A second later, the window cracked from the inside.
"Damn it…"
It wasn't the first corpse Marcus had seen.
But it was the first time he had watched a living person lose all control within seconds.
The street had descended into chaos.
Cars drove against traffic.
Some people abandoned their families and ran.
Others stood in the middle of the road gripping fire axes, their eyes shining with a volatile mix of fear and exhilaration.
Marcus assessed quickly.
No perimeter had been established.
Police presence was insufficient.
The broadcast system had already collapsed.
This wasn't temporary.
He made his decision.
Marcus turned onto a side road and headed toward the high-rise district beyond downtown—
Height meant advantage.
Resources.
Defensible structures.
At the Same Time · Emergency Entrance, City Hospital
Lena Walsh's hands were covered in blood.
Not hers.
Stretchers rolled in one after another. Bite wounds. Seizures. Nervous breakdowns. The emergency hall had lost all semblance of order.
"Don't let them in!" someone shouted.
"They're still alive!" someone else argued.
Lena didn't join the debate.
She was watching a young woman strapped to a stretcher.
Her heart rate was spiking.
Her pupils were dilated.
Her breathing, however, remained unnaturally steady.
It matched no known pathological pattern.
"Move her to isolation," Lena said.
"The isolation rooms are full!" a nurse nearly sobbed.
Lena was silent for one second.
"Then lock the doors."
It was the first decision she made that night—
But not the last one that would be irreversible.
Back to Ethan
The wind on the rooftop was strong.
The moment Ethan pushed open the fire door, he saw the first blaze rising at the edge of the city.
Not an explosion.
More like a chain reaction spiraling out of control.
His phone vibrated again.
[Increased Activity Among High-Adaptation Individuals Nearby]

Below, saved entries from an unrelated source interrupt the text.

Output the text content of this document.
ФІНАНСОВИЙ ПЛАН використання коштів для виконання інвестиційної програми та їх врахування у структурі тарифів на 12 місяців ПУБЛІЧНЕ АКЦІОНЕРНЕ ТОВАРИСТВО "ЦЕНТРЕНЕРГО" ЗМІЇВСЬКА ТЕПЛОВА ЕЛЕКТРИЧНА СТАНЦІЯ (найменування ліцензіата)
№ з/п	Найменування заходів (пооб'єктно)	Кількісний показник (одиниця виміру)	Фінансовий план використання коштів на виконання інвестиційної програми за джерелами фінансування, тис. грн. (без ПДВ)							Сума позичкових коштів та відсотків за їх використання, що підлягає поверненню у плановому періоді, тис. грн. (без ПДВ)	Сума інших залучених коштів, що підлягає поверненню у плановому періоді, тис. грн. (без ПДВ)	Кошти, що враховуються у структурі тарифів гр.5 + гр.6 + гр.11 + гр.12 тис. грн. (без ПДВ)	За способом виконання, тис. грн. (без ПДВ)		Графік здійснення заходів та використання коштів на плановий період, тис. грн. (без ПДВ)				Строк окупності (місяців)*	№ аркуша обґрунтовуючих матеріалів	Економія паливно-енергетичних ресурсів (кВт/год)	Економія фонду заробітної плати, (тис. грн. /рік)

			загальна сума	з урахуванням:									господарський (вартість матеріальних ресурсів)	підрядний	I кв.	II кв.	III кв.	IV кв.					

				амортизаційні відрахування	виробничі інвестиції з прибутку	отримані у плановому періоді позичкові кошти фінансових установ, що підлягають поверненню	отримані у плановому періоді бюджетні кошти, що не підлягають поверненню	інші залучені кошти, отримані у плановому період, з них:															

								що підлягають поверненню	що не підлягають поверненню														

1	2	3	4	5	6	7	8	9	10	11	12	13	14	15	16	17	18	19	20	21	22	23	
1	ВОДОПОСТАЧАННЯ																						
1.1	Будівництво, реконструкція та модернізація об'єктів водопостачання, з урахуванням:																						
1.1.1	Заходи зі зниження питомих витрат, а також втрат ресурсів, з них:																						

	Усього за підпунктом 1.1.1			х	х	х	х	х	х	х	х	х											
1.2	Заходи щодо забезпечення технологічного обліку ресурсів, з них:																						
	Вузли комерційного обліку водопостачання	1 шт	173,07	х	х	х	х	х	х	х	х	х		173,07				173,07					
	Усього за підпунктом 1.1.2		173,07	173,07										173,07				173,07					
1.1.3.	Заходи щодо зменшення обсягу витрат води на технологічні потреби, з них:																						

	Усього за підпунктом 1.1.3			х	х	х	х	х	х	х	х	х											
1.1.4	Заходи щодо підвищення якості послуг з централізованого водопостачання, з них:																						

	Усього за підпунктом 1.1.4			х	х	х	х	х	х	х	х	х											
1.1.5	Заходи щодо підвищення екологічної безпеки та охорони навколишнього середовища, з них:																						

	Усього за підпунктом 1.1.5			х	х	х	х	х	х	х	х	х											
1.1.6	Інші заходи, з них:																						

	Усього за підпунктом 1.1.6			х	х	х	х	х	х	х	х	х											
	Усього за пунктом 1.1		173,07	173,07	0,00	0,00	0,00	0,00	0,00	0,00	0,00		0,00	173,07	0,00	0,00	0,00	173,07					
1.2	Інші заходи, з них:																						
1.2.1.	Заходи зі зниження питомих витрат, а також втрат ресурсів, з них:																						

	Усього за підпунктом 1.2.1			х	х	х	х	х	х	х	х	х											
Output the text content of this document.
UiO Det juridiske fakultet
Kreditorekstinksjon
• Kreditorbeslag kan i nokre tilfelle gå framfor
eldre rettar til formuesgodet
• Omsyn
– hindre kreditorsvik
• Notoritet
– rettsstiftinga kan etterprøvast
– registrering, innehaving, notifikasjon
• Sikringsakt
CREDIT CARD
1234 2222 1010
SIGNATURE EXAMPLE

[Physiological Indicators Stabilizing]
[Adaptation Phase: 31% Complete]
Ethan slid down against the wall and sat.
He wasn't the only one who had remained conscious.
He wasn't the strongest either.
But he knew one thing—
Before this night ended, this city would lose more than half of its "normal" population.
A helicopter passed overhead.
Then the sound vanished.
The system interface appeared one last time:
[Notice: Individual survival rates will diverge sharply within the next six hours]
Ethan closed his eyes.
He didn't know where the others were.
He didn't know who would still be alive by morning.
But they were all still in the same city.
The same night.
Standing at the same irreversible threshold.